Public Power Terminology

  • Aggregators: Entities who seek to bring together customers to create a "load" so that they can buy power in bulk, taking advantage of economies of scale.
  • Ampere (amp):  Unit that measures electrical current in a circuit.
  • Baseload Capacity: Generating units, such as coal-fired steam and combined cycle plants, that are used around the clock to meet consumer's electric needs.
  • Capacity:  The maximum load a generating unit, generating station, or other electrical apparatus is rated to carry or can actually carry under existing service conditions.
  • Circuit:  Conductor for electric current.
  • Combustion Turbine Plants: Electric generating units, usually gas and/or oil-fired, that are typically used for peaking capacity.
  • Combined Cycle Plants: Electric generating units in which electricity is produced from otherwise lost, wasted heat, in the form of steam, exiting from one or more combustion turbines.
  • Coal-Fired Steam Units: Generating plants that use the steam produced by heating water with burning coal to create electricity.
  • Current:  Current is the flow of electrons in an electric conductor.
  • Demand:  The rate at which electric energy is delivered to or by a system, part of a system, or a piece of equipment.  The primary source of demand is the power-consuming equipment of the customers.
  • Deregulation:The ability of generation companies or brokers to sell electricity directly to retail consumers, utilizing regulated transmission lines and the regulated distribution facilities of existing utility companies.
  • Distribution: The function of delivering power to retail customers after it reaches the city gates by way of the transmission grid.
  • Energy:  This is broadly defined as the capability of doing work.  In the electric power industry, energy is more narrowly defined as electric power supplied over time, typically expressed in kilowatt-hours (kWh) or megawatt-hours (MWh).
  • Generation or Production: The actual creation of electricity at power plants or generating stations.
  • Generation Costs: Costs to produce electricity.
  • Grid: The system of transmission lines, regionally and locally, linking generating facilities to distribution systems.
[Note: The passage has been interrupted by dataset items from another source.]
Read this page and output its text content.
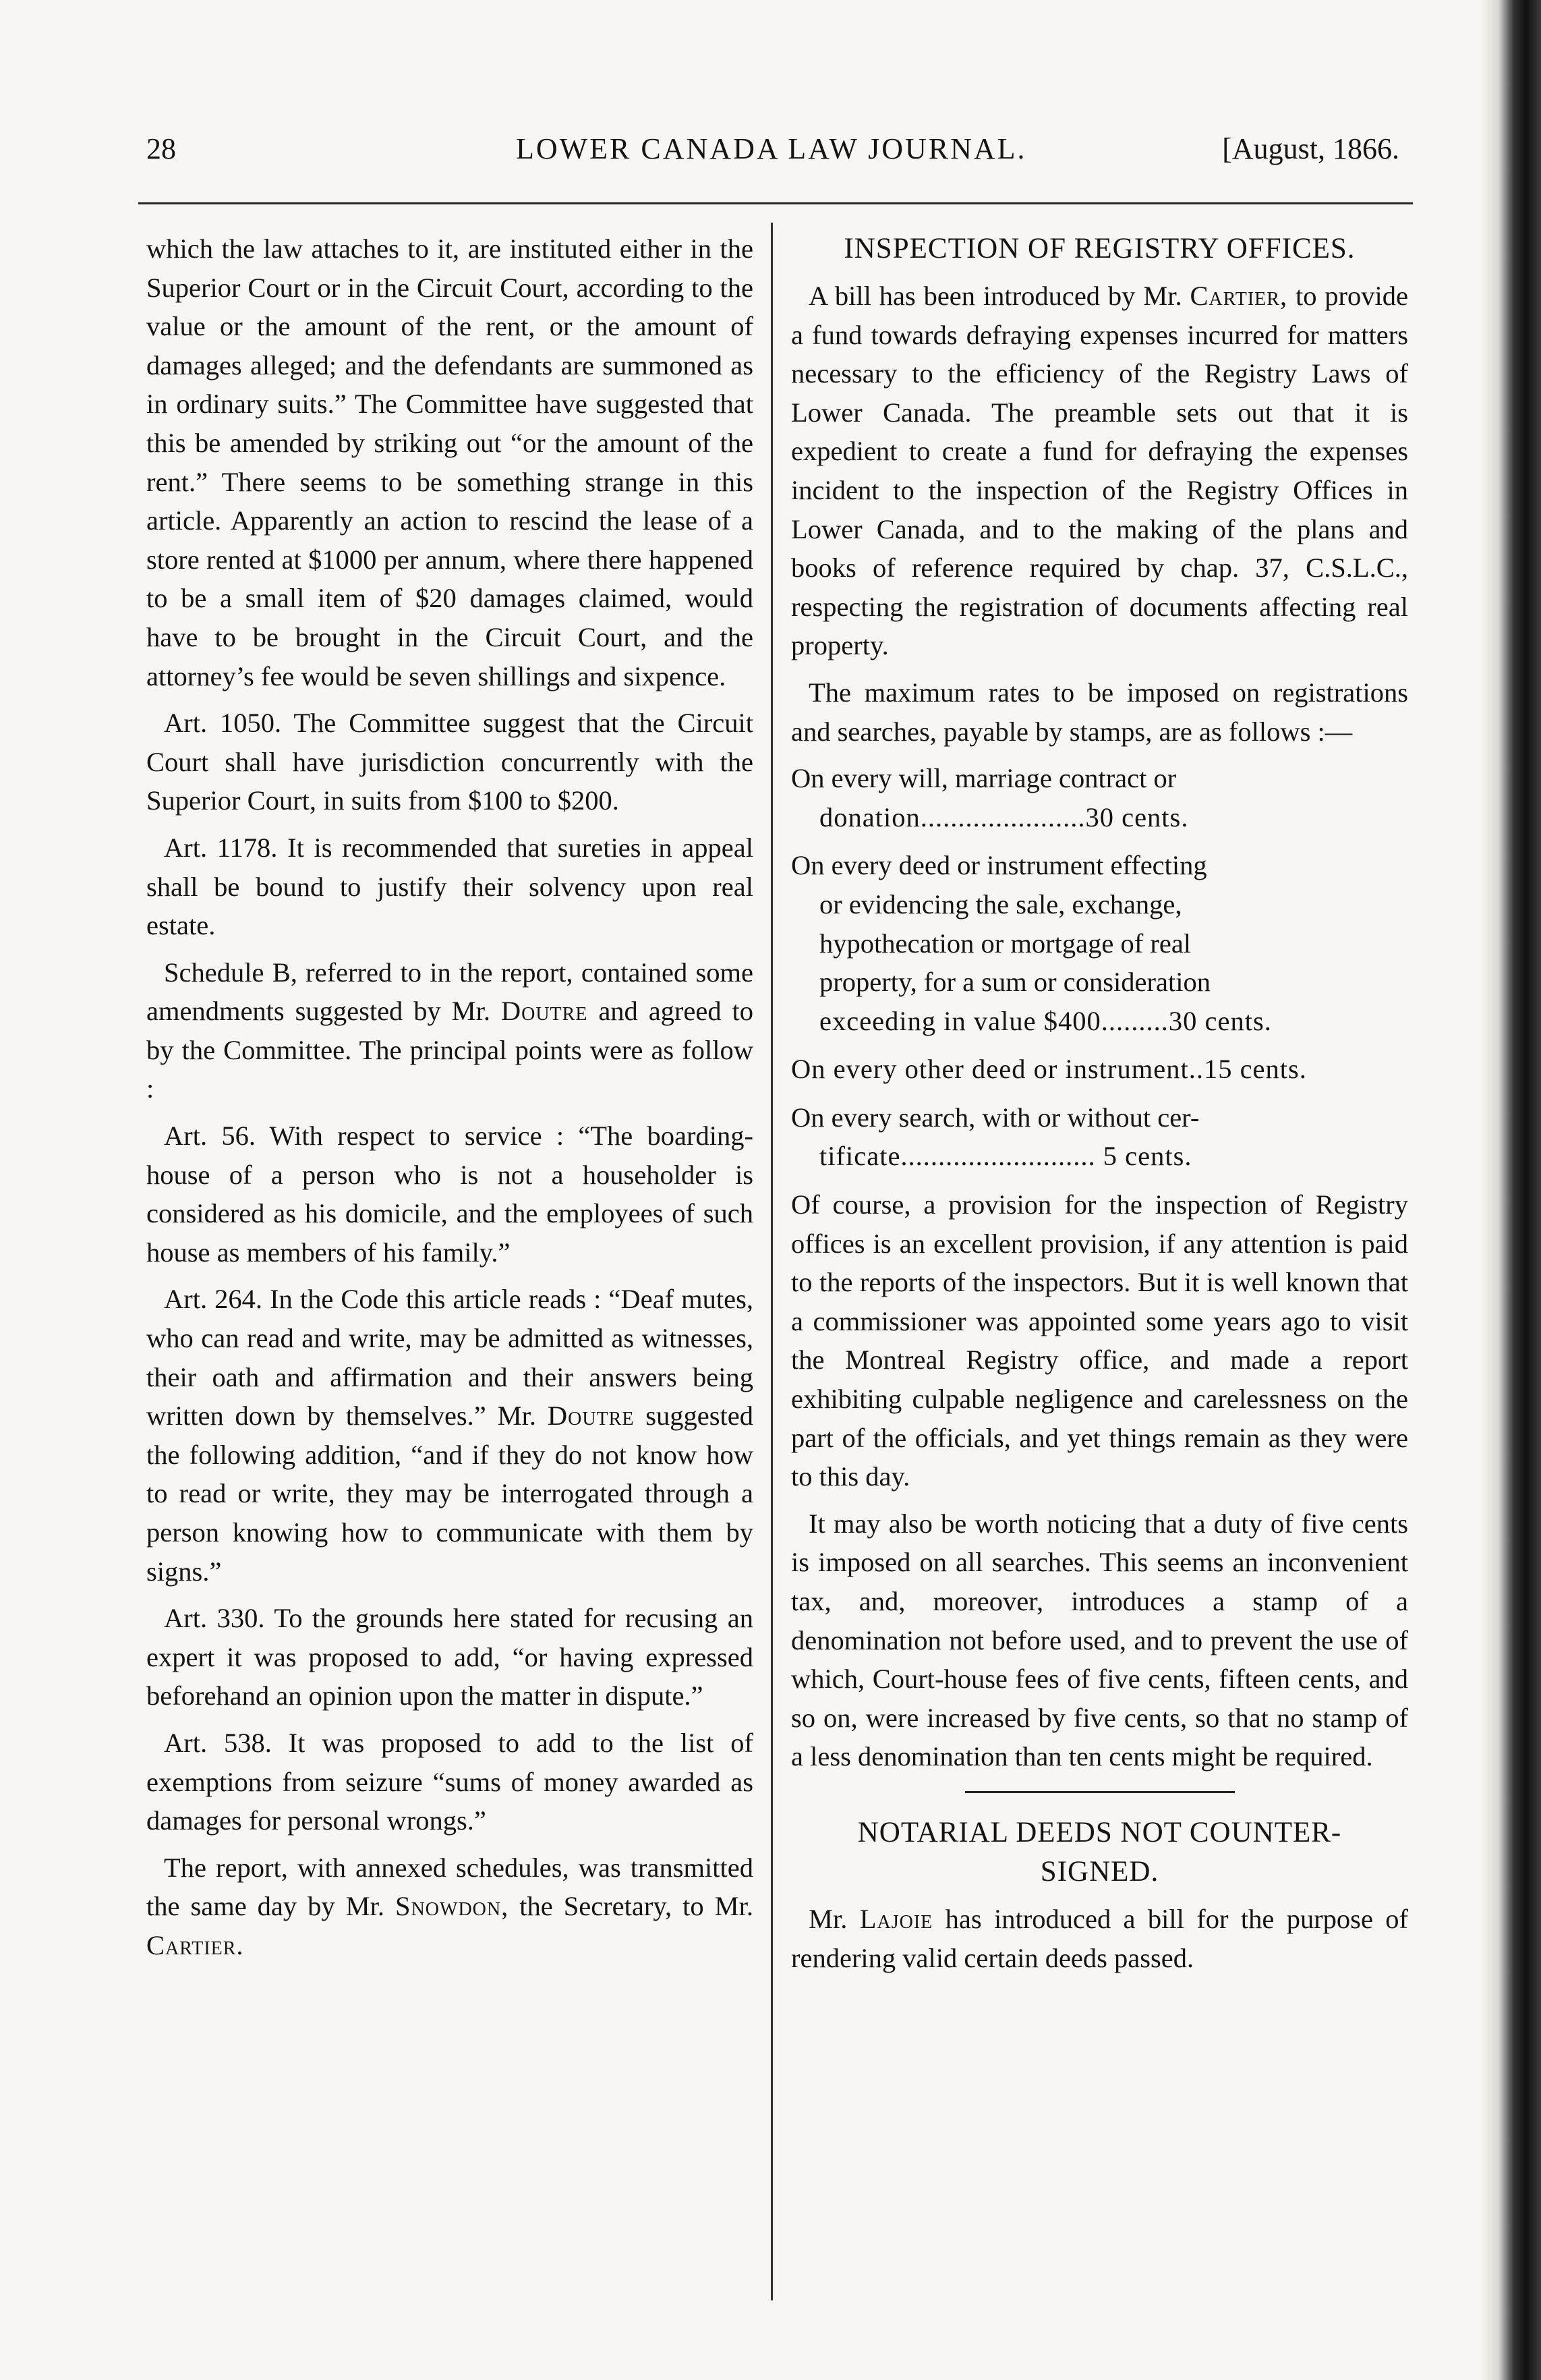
28	LOWER CANADA LAW JOURNAL.	[August, 1866.

which the law attaches to it, are instituted either in the Superior Court or in the Circuit Court, according to the value or the amount of the rent, or the amount of damages alleged; and the defendants are summoned as in ordinary suits.” The Committee have suggested that this be amended by striking out “or the amount of the rent.” There seems to be something strange in this article. Apparently an action to rescind the lease of a store rented at $1000 per annum, where there happened to be a small item of $20 damages claimed, would have to be brought in the Circuit Court, and the attorney’s fee would be seven shillings and sixpence.

Art. 1050. The Committee suggest that the Circuit Court shall have jurisdiction concurrently with the Superior Court, in suits from $100 to $200.

Art. 1178. It is recommended that sureties in appeal shall be bound to justify their solvency upon real estate.

Schedule B, referred to in the report, contained some amendments suggested by Mr. Doutre and agreed to by the Committee. The principal points were as follow :

Art. 56. With respect to service : “The boarding-house of a person who is not a householder is considered as his domicile, and the employees of such house as members of his family.”

Art. 264. In the Code this article reads : “Deaf mutes, who can read and write, may be admitted as witnesses, their oath and affirmation and their answers being written down by themselves.” Mr. Doutre suggested the following addition, “and if they do not know how to read or write, they may be interrogated through a person knowing how to communicate with them by signs.”

Art. 330. To the grounds here stated for recusing an expert it was proposed to add, “or having expressed beforehand an opinion upon the matter in dispute.”

Art. 538. It was proposed to add to the list of exemptions from seizure “sums of money awarded as damages for personal wrongs.”

The report, with annexed schedules, was transmitted the same day by Mr. Snowdon, the Secretary, to Mr. Cartier.

INSPECTION OF REGISTRY OFFICES.

A bill has been introduced by Mr. Cartier, to provide a fund towards defraying expenses incurred for matters necessary to the efficiency of the Registry Laws of Lower Canada. The preamble sets out that it is expedient to create a fund for defraying the expenses incident to the inspection of the Registry Offices in Lower Canada, and to the making of the plans and books of reference required by chap. 37, C.S.L.C., respecting the registration of documents affecting real property.

The maximum rates to be imposed on registrations and searches, payable by stamps, are as follows :—

On every will, marriage contract or
donation......................30 cents.
On every deed or instrument effecting
or evidencing the sale, exchange,
hypothecation or mortgage of real
property, for a sum or consideration
exceeding in value $400.........30 cents.
On every other deed or instrument..15 cents.
On every search, with or without cer-
tificate.......................... 5 cents.

Of course, a provision for the inspection of Registry offices is an excellent provision, if any attention is paid to the reports of the inspectors. But it is well known that a commissioner was appointed some years ago to visit the Montreal Registry office, and made a report exhibiting culpable negligence and carelessness on the part of the officials, and yet things remain as they were to this day.

It may also be worth noticing that a duty of five cents is imposed on all searches. This seems an inconvenient tax, and, moreover, introduces a stamp of a denomination not before used, and to prevent the use of which, Court-house fees of five cents, fifteen cents, and so on, were increased by five cents, so that no stamp of a less denomination than ten cents might be required.

NOTARIAL DEEDS NOT COUNTER-
SIGNED.

Mr. Lajoie has introduced a bill for the purpose of rendering valid certain deeds passed.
  • Independent System Operator or Regional Transmission Operator: Regional, independent managers of transmission facilities formed to ensure safe, reliable and fair transfer of electricity from generators to distribution companies at a competitive price.
  • Investor-Owned Utility (IOU): A utility that is owned by shareholders who receive a dividend based on profits from electric sales.
  • Joint Action Agency: A not-for-profit organization of municipal utilities that band together to jointly own and operate generation and transmission facilities to gain economies of scale.
  • Kilowatt (kW):  One thousand watts
  • kWh: Kilowatt-hour - one thousand watt-hours; how consumption of electricity is measured.
  • Load: Amount of electricity needed at a given time.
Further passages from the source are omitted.